Re: Article on possible improvements to C++

"Balog Pal" <>
Mon, 30 Nov 2009 22:00:29 +0100
"Joshua Maurice" <>

The style is like:
- 'delete' is forbidden in "client" code. It is privilige
of the the few library classes that serve as managers.
Like auto_ptr.

and who holds the auto-ptr?

It's a stupid rule anyway. It doesn't work in practice. The
real rule for memory management is not to use dynamic allocation
at all, except when the object lifetime is explicit (e.g. a call
in a telephone system). And of course then, your design (or
more directly, your requirements specification) determines when
the object should be deleted.

A new way I've been thinking about RAII is the following: All "free
resource calls", like delete, release mutex, close connection, etc.,
should be made only inside destructors. Specifically, all resources at
all times should have a clearly identified owner who frees the
resource in its destructor, or the resource is a stack object. It's
easy to extend this idea to shared ownership. Optionally, you can free
resources early as long as the resource still has an owner which would
still free the resource if you "accidentally" commented out the early

The idea is that maintaining the invariant of "ownership" using
destructors produces easier to follow code, and less leaky code. RAII
is all about ownership responsibilities. I haven't taken enough time
to look through all examples, so please treat this as a tentative idea
from myself. Obviously there will be exceptions to this rule, I think.

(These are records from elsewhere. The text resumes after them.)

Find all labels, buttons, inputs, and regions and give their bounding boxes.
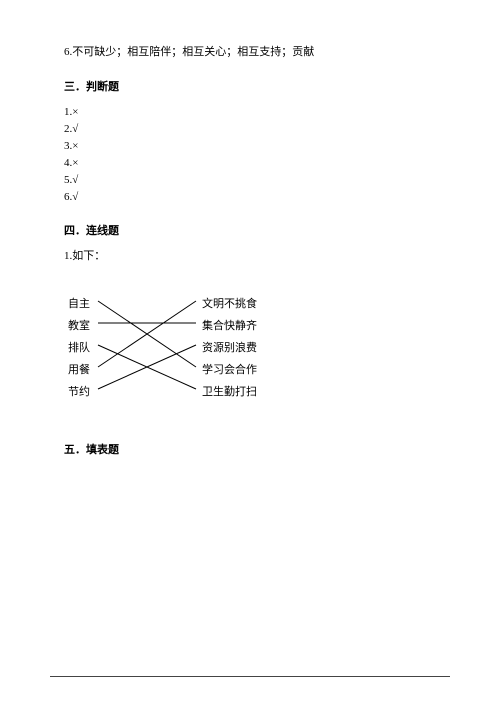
section-5-title: 五．填表题 <box>64 441 440 457</box>
judgment-item: 5.√ <box>64 172 440 189</box>
match-right-item: 文明不挑食 <box>202 295 257 311</box>
judgment-item: 1.× <box>64 104 440 121</box>
judgment-item: 6.√ <box>64 189 440 206</box>
question-item-6: 6.不可缺少；相互陪伴；相互关心；相互支持；贡献 <box>64 44 440 62</box>
match-left-item: 教室 <box>68 317 90 333</box>
match-right-item: 卫生勤打扫 <box>202 383 257 399</box>
judgment-item: 3.× <box>64 138 440 155</box>
match-left-item: 节约 <box>68 383 90 399</box>
match-left-item: 自主 <box>68 295 90 311</box>
section-4-title: 四．连线题 <box>64 222 440 238</box>
match-left-item: 排队 <box>68 339 90 355</box>
judgment-list: 1.× 2.√ 3.× 4.× 5.√ 6.√ <box>64 104 440 206</box>
section-4-subtitle: 1.如下： <box>64 248 440 266</box>
footer-divider <box>50 676 450 677</box>
match-right-item: 集合快静齐 <box>202 317 257 333</box>
section-3-title: 三．判断题 <box>64 78 440 94</box>
judgment-item: 4.× <box>64 155 440 172</box>
match-left-item: 用餐 <box>68 361 90 377</box>
match-right-item: 资源别浪费 <box>202 339 257 355</box>
judgment-item: 2.√ <box>64 121 440 138</box>
matching-diagram: 自主 教室 排队 用餐 节约 文明不挑食 集合快静齐 资源别浪费 学习会合作 卫… <box>62 287 342 407</box>
match-right-item: 学习会合作 <box>202 361 257 377</box>
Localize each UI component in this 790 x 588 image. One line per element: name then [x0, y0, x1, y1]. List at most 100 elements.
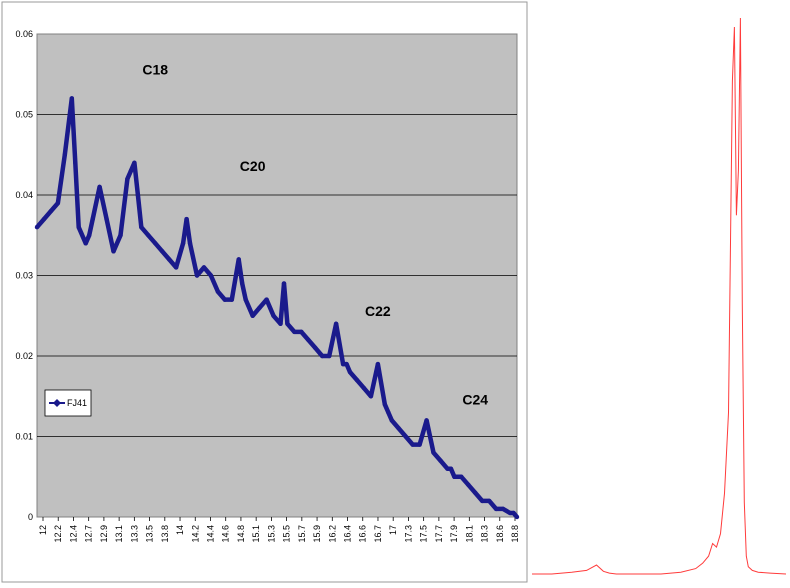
y-tick-label: 0.06 [15, 29, 33, 39]
data-point [375, 361, 381, 367]
data-point [257, 305, 262, 310]
x-tick-label: 17.7 [434, 525, 444, 543]
y-tick-label: 0.01 [15, 432, 33, 442]
data-point [313, 345, 318, 351]
data-point [264, 297, 269, 302]
data-point [215, 289, 221, 294]
data-point [229, 297, 234, 302]
x-tick-label: 12 [38, 525, 48, 535]
y-tick-label: 0 [28, 512, 33, 522]
data-point [69, 96, 74, 101]
data-point [62, 152, 68, 157]
data-point [250, 313, 255, 318]
data-point [424, 418, 429, 423]
peak-label: C18 [142, 61, 168, 77]
data-point [466, 482, 471, 487]
data-point [431, 450, 436, 455]
series-fj41 [34, 96, 520, 520]
data-point [396, 426, 401, 431]
data-point [382, 402, 388, 407]
data-point [285, 321, 290, 326]
data-point [271, 313, 276, 318]
data-point [344, 361, 349, 367]
data-point [118, 233, 123, 238]
data-point [306, 337, 311, 343]
x-tick-label: 17.3 [403, 525, 413, 543]
data-point [507, 510, 513, 516]
data-point [48, 208, 54, 214]
x-tick-label: 13.3 [129, 525, 139, 543]
data-point [166, 257, 172, 262]
data-point [240, 281, 245, 286]
data-point [125, 176, 130, 182]
data-point [340, 361, 346, 367]
x-tick-label: 17 [388, 525, 398, 535]
y-axis: 0 0.01 0.02 0.03 0.04 0.05 0.06 [15, 29, 33, 522]
x-tick-label: 18.1 [464, 525, 474, 543]
x-tick-label: 15.7 [297, 525, 307, 543]
x-tick-label: 17.5 [419, 525, 429, 543]
data-point [236, 257, 241, 262]
x-tick-label: 13.8 [160, 525, 170, 543]
data-point [97, 184, 102, 190]
data-point [320, 353, 325, 359]
data-point [292, 329, 297, 335]
fj41-chart: 0 0.01 0.02 0.03 0.04 0.05 0.06 12 12.2 12.4 12.7… [1, 1, 528, 583]
x-tick-label: 12.4 [68, 525, 78, 543]
legend-label: FJ41 [67, 398, 87, 408]
data-point [104, 216, 109, 222]
data-point [222, 297, 228, 302]
x-tick-label: 18.6 [495, 525, 505, 543]
data-point [389, 418, 394, 423]
x-tick-label: 15.9 [312, 525, 322, 543]
x-tick-label: 16.7 [373, 525, 383, 543]
data-point [86, 233, 92, 238]
legend-marker-icon [53, 399, 61, 407]
x-tick-label: 13.5 [145, 525, 155, 543]
x-tick-label: 14 [175, 525, 185, 535]
data-point [201, 265, 207, 270]
y-tick-label: 0.05 [15, 110, 33, 120]
x-tick-label: 12.9 [99, 525, 109, 543]
data-point [459, 474, 464, 479]
data-point [132, 160, 137, 165]
data-point [417, 442, 422, 447]
red-trace-chart [532, 17, 787, 575]
data-point [493, 506, 499, 512]
data-point [445, 466, 450, 471]
data-point [438, 458, 443, 463]
data-point [128, 168, 134, 174]
data-point [73, 160, 78, 165]
data-point [347, 369, 353, 375]
peak-label: C20 [240, 158, 266, 174]
y-tick-label: 0.02 [15, 351, 33, 361]
peak-label: C24 [462, 391, 488, 407]
y-tick-label: 0.04 [15, 190, 33, 200]
data-point [173, 265, 179, 270]
data-point [208, 273, 214, 278]
x-tick-label: 16.4 [343, 525, 353, 543]
data-point [410, 442, 415, 447]
data-point [135, 192, 141, 198]
data-point [326, 353, 332, 359]
data-point [139, 225, 144, 230]
legend: FJ41 [44, 389, 92, 417]
data-point [184, 216, 189, 222]
data-point [361, 386, 367, 391]
data-point [386, 410, 391, 415]
x-tick-label: 16.6 [358, 525, 368, 543]
data-point [299, 329, 304, 335]
data-point [486, 498, 492, 504]
data-point [480, 498, 485, 504]
data-point [90, 216, 95, 222]
x-tick-label: 13.1 [114, 525, 124, 543]
x-tick-label: 17.9 [449, 525, 459, 543]
data-point [55, 200, 61, 206]
data-point [278, 321, 283, 326]
data-point [500, 506, 506, 512]
x-tick-label: 15.1 [251, 525, 261, 543]
data-point [473, 490, 478, 496]
x-tick-label: 16.2 [327, 525, 337, 543]
data-point [514, 514, 520, 520]
data-point [83, 241, 88, 246]
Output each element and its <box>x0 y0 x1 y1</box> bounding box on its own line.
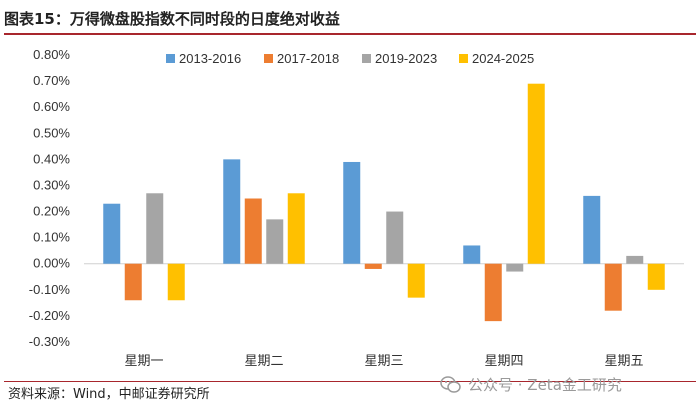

That's practicly the same thing I was talking about. Not stupid at all, and
passed the test of the real life in practice. Possibly my ise of "client"
code is not clear -- I keep keep the handlers themselves (that have the
dtors) as "library" code. Which has a different life cycle. Maybe
"framework" would be a better name.

Early drop can be done through the .reset() interface (or its equivalent in
the manager), and commenting it out just results in keeping the thing little

I don't get what would be the problem with non-stack-frame limited
resources -- the manager may be at some outer block, or a member of the
class, but eventually it will bite the dust too.